Why: The glow of the fire is actually the fire's thermal radiation and the principal mechanism whereby heat flows from the fire to the passengers. Because the fire is so much hotter than the passengers, the direction of radiative heat transfer is from fire to passengers.

6. As they face the fire, the passengers' backs remain cold. Because you and your crew had to travel light, you have only thin, shiny aluminized plastic sheets to give to the passengers to keep them warm. Each passenger drapes one of these shiny sheets over his or her back. Amazingly enough, this thin covering helps them feel significantly warmer. Why is this thin shiny layer so effective at keeping a passenger warm?
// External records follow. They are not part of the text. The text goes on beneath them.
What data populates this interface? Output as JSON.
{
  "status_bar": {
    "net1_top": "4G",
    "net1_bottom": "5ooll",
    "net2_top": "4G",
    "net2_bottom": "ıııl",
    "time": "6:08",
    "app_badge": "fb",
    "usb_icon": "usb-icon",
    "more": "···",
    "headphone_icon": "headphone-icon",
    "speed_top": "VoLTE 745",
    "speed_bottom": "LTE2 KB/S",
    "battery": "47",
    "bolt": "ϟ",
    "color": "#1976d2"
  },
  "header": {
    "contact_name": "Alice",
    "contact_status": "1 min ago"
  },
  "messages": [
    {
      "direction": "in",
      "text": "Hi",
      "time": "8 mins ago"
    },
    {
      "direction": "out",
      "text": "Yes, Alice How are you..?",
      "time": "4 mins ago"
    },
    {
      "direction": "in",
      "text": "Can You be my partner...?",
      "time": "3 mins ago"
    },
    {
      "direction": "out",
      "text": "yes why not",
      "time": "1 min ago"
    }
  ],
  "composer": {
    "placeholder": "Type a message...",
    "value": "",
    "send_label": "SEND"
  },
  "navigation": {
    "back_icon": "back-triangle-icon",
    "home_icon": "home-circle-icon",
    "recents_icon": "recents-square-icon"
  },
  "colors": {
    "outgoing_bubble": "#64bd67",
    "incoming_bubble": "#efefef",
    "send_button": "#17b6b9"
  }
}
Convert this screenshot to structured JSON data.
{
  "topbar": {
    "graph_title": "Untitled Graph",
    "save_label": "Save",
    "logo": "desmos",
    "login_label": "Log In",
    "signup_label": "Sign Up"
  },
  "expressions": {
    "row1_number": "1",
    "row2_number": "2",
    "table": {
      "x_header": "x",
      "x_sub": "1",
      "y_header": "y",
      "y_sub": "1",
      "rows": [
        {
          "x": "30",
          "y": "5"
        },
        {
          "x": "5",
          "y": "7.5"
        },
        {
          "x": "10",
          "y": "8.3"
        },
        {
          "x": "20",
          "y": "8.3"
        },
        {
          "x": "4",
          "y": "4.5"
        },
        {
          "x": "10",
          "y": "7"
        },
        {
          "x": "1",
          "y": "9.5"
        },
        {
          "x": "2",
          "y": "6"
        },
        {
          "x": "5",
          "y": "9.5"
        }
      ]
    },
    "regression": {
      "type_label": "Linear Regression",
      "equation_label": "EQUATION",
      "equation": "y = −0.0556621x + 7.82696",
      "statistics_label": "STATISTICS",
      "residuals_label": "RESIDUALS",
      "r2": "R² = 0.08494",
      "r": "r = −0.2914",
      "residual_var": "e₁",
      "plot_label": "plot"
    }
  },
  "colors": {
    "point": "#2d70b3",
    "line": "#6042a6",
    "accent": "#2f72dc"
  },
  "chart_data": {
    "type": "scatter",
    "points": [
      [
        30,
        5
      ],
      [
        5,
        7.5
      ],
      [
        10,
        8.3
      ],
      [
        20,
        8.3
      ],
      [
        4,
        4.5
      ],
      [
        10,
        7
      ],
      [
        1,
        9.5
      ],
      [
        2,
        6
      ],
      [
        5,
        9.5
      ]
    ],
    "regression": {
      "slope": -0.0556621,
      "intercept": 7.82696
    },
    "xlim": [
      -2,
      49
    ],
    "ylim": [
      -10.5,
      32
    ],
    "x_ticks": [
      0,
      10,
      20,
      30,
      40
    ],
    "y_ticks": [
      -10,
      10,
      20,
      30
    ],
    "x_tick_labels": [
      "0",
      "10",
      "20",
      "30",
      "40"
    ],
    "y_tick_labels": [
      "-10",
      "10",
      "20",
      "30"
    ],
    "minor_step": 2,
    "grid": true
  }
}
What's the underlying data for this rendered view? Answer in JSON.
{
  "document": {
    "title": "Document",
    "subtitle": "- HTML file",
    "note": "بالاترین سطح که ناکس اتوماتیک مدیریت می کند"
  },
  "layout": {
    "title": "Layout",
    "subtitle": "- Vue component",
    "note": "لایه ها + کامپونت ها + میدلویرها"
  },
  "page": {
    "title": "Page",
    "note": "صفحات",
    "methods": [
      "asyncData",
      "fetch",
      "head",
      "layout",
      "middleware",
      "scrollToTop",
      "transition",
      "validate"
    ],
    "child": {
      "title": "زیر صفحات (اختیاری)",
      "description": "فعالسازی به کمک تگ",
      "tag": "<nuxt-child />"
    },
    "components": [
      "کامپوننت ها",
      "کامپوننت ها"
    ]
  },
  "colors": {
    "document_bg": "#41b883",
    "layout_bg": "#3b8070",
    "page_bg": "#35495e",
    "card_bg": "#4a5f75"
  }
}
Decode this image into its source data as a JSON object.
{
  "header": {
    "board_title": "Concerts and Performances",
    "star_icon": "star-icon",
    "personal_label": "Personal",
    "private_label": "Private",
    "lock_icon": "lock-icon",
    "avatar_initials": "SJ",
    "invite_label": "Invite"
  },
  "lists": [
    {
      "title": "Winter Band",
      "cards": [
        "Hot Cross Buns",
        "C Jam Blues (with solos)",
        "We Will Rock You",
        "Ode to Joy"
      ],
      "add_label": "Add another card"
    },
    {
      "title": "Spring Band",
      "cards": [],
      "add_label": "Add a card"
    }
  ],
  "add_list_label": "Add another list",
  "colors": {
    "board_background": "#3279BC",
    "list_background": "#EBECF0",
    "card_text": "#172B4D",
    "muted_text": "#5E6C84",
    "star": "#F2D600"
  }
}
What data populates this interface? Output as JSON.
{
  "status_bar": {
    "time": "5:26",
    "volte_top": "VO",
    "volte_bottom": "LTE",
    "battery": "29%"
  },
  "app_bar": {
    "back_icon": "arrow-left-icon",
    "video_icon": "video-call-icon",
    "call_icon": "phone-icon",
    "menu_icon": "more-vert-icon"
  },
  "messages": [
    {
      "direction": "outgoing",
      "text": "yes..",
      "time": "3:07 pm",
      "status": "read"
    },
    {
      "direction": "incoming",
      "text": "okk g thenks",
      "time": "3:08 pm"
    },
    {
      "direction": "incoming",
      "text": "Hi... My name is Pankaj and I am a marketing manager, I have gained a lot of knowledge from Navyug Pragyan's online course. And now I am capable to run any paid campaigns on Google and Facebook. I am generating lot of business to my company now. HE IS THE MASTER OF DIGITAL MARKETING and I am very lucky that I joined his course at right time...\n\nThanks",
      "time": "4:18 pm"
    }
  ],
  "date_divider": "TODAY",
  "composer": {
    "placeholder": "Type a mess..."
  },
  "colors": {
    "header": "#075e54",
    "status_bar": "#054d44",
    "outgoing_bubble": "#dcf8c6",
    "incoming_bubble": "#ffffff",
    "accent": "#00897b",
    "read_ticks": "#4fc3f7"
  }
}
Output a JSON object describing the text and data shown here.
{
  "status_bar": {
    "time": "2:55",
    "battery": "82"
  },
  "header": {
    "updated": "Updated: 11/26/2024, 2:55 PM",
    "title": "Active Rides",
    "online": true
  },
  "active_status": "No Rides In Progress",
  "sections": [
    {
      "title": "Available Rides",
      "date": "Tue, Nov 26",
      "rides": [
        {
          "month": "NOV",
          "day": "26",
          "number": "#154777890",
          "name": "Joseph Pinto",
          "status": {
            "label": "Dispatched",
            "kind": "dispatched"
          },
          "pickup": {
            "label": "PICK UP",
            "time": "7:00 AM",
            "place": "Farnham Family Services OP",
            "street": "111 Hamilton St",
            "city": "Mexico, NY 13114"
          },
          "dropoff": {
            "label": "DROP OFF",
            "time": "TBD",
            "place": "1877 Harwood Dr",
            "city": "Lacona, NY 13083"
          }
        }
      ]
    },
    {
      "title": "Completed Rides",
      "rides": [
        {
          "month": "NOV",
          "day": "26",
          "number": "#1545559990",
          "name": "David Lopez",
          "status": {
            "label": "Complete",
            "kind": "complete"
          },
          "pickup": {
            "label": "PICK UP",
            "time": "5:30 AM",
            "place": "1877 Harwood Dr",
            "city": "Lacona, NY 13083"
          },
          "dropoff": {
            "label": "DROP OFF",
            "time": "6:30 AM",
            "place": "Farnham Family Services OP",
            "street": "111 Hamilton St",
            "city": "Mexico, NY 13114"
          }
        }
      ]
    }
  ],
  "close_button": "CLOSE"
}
Answer: In addition to slowing convective heat transfer, the shiny sheet blocks most radiative heat transfer between a passenger's back and the cold surroundings. Thermal radiation emitted by the passenger's back reflects from the sheet and is reabsorbed by the passenger. Without the sheet, this thermal radiation would be lost to the surroundings. Because those surroundings are much colder, they radiate relatively little thermal radiation in return.

Why: Radiative heat transfer moves thermal energy from hotter to colder. In this case, the passenger is hotter than the surroundings, so thermal radiation would cause the passenger to transfer heat to the surroundings. The aluminized sheet reflects most of the passenger's thermal radiation, so that the heat transfer is slowed significantly.

7. While you stir the fire, a glowing coal falls into the dirt and soon stops burning. You pick it up and notice that it is jet black. How could a jet black object have appeared bright yellow while it was burning?

Answer: The black coal always emits a black body spectrum characteristic of its temperature. When it is cold, that spectrum includes no visible light, so it appears black. When hot, that spectrum includes the red, yellow, and green portions of the visible spectrum, so it appears bright yellow.

Why: A black object is one that is extremely efficient at both absorbing and emitting electromagnetic radiation. Any light that hits it is absorbed, so exposing it to external light has no effect on its appearance. But it nonetheless emits a spectrum of thermal radiation that is characteristic of its own temperature. If you heat it hot enough, it will begin to glow visibly. Its black body spectrum has nothing to do with the light that strikes it from outside. The cold coal emits no visible light in its thermal spectrum and looks black. The hot coal glows with visible thermal radiation.

8. You step away from the campfire and into the woods. Despite the darkness, you can tell whether you are standing under a tree or under the open sky. You don't even have to look for stars. You just feel colder whenever you have no tree above you. Why?

Answer: Despite having a temperature of only -30 °C, the trees are still radiating thermal radiation. You feel warmer because of this thermal radiation when you stand under one. In contrast, the sky radiates almost no thermal radiation and you feel colder because of the absence of that thermal radiation.

Why: The night sky has a temperature of less than 3 K (3 Kelvin), which is roughly -270 °C. It radiates very little thermal radiation at you. While you stand under the night sky, you radiate away thermal radiation to the sky and it returns virtually nothing to you. You feel cold.